Votre duo avec Roland Duchâtelet ne risque-t-il pas de donner l’image d’un club géré par des financiers ?
Non, ceux qui me connaissent savent que je ne suis aucunement un financier. Dans mon duo avec Bruno Vanderschueren chez Lampiris, c’est toujours lui qui a pris cette compétence sous son aile. Je n’apporte pas du tout une culture de financier au Standard.
L’image d’un patron (Roland Duchâtelet) qui achète un club pour le revendre avec une plus-value, est-ce pour vous une image tronquée par les supporters ou les médias ?
Moi qui connais bien Roland Duchâtelet et pour le fréquenter énormément ces dernières semaines, je peux vous assurer que sa première ambition, c’est d’être champion avec le Standard.
On est en fin de mercato. Comment un club tente-t-il d’attirer les bons joueurs ? Cela se fait-il uniquement à l’aide d’arguments financiers ?
Il est certain que le financier joue un rôle très important dans ce type de négociations. Mais, indépendamment des faits intervenus dimanche face à Anderlecht, il est certain que le Standard est un club de passion, avec des supporters chauds qui encouragent leur équipe. Il est évident que pour un joueur, évoluer au Standard, ce n’est pas la même chose que de jouer dans un autre club au niveau de l’ambiance et de l’accueil des supporters. Côté infrastructures, il y a peu de clubs belges ou européens qui ont une académie comme la nôtre destinée aux jeunes et aux professionnels. Ce centre est connu en Europe et attire également les footballeurs. Enfin, le Standard offre plus de visibilité que de nombreux clubs. C’est une façon pour nos joueurs de mieux se mettre en valeur.

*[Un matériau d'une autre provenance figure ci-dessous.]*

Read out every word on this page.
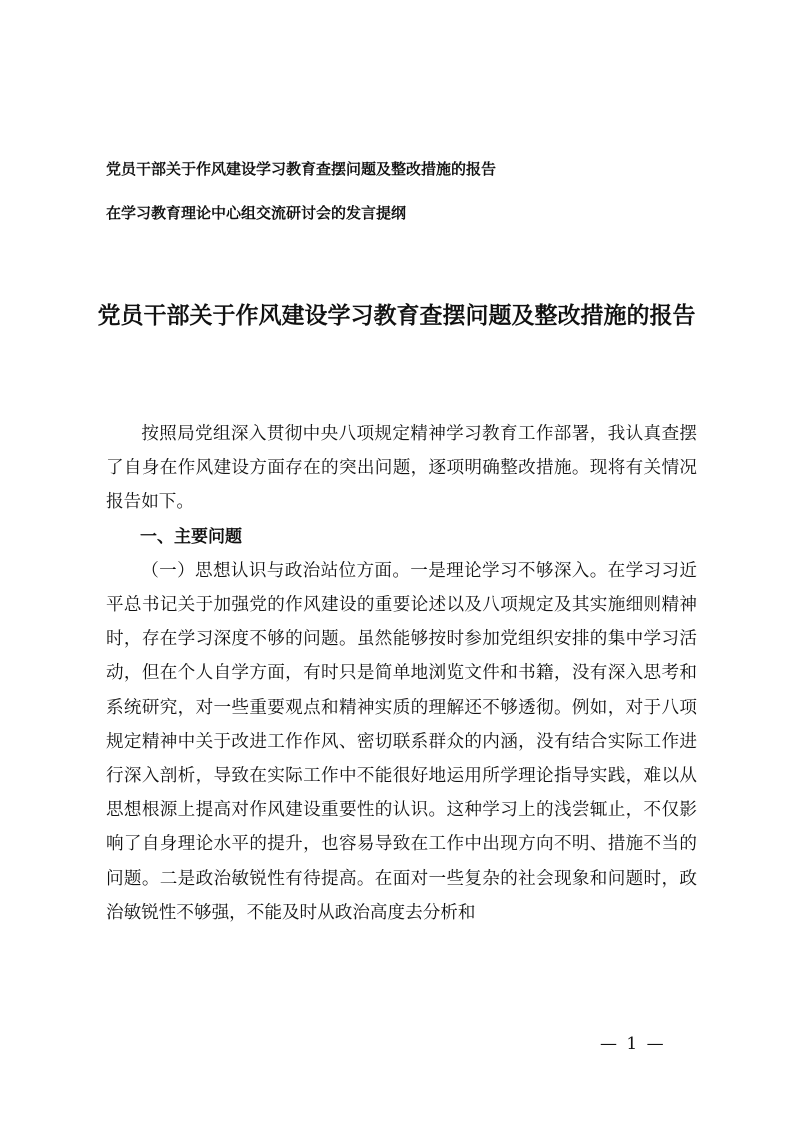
党员干部关于作风建设学习教育查摆问题及整改措施的报告
在学习教育理论中心组交流研讨会的发言提纲
党员干部关于作风建设学习教育查摆问题及整改措施的报告

按照局党组深入贯彻中央八项规定精神学习教育工作部署，我认真查摆了自身在作风建设方面存在的突出问题，逐项明确整改措施。现将有关情况报告如下。

一、主要问题

（一）思想认识与政治站位方面。一是理论学习不够深入。在学习习近平总书记关于加强党的作风建设的重要论述以及八项规定及其实施细则精神时，存在学习深度不够的问题。虽然能够按时参加党组织安排的集中学习活动，但在个人自学方面，有时只是简单地浏览文件和书籍，没有深入思考和系统研究，对一些重要观点和精神实质的理解还不够透彻。例如，对于八项规定精神中关于改进工作作风、密切联系群众的内涵，没有结合实际工作进行深入剖析，导致在实际工作中不能很好地运用所学理论指导实践，难以从思想根源上提高对作风建设重要性的认识。这种学习上的浅尝辄止，不仅影响了自身理论水平的提升，也容易导致在工作中出现方向不明、措施不当的问题。二是政治敏锐性有待提高。在面对一些复杂的社会现象和问题时，政治敏锐性不够强，不能及时从政治高度去分析和

— 1 —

Comment le Standard s’organise-t-il pour partir à la recherche de jeunes talents ?
Nous avons une cellule de scouting, soit un groupe de personnes qui sillonnent les tournois en Belgique et à l’étranger, tant pour les jeunes que les moins jeunes. Ils font des rapports. Cela ne se limite pas aux matches, puisque nos recruteurs observent également la motivation et l’attitude des joueurs aux entraînements et en dehors des terrains. C’est un élément important qui vise à renforcer la dynamique que l’on veut mettre en place.
Le mercato prendra fin lundi à minuit. D’ici-là, peut-on s’attendre à de nouvelles surprises au Standard ?
Effectivement, on travaille actuellement encore à des transferts. On espère qu’ils pourront se concrétiser d’ici lundi soir.
Bruno Vanderschueren et Bruno Venanzi, les deux fondateurs et CEO de Lampiris
Passons à votre deuxième casquette, celle de co-CEO du fournisseur d’énergie Lampiris. La société a décroché un achat groupé de 174.000 clients en France. Comment faites-vous pour y proposer des réductions d’environ 16% sur le gaz et l’électricité ?
Le marché français est un marché encore très peu libéralisé, avec peu de changements de fournisseurs et une position forte d’EDF et de GDF Suez, deux sociétés où l’Etat français est un actionnaire majoritaire. Les prix restent très élevés, car le marché n’est toujours pas réellement ouvert à la concurrence, comme c’était aussi le cas en Belgique il y a quelques années.
Justement, par le passé vous étiez très critique par rapport à la libéralisation du marché de l’énergie chez nous et à la position dominante d’Electrabel. Aujourd’hui, vous trouvez que le marché belge est réellement mature et concurrentiel ?
Au niveau du consommateur final oui ! Le marché n’est peut-être pas encore totalement mûr, mais il est libéralisé. Les acteurs historiques ayant vu leurs parts de marché se réduire fortement, ils ont réagi il y a deux ans en proposant de fortes baisses de prix pour enrayer la perte de clients. Comme quoi, ils étaient capables de le faire ! Je pense qu’on observera cela en France dans quelques années. Aujourd’hui, la concurrence sur le marché belge se fait de plus en plus sur les services que l’on peut offrir au client final.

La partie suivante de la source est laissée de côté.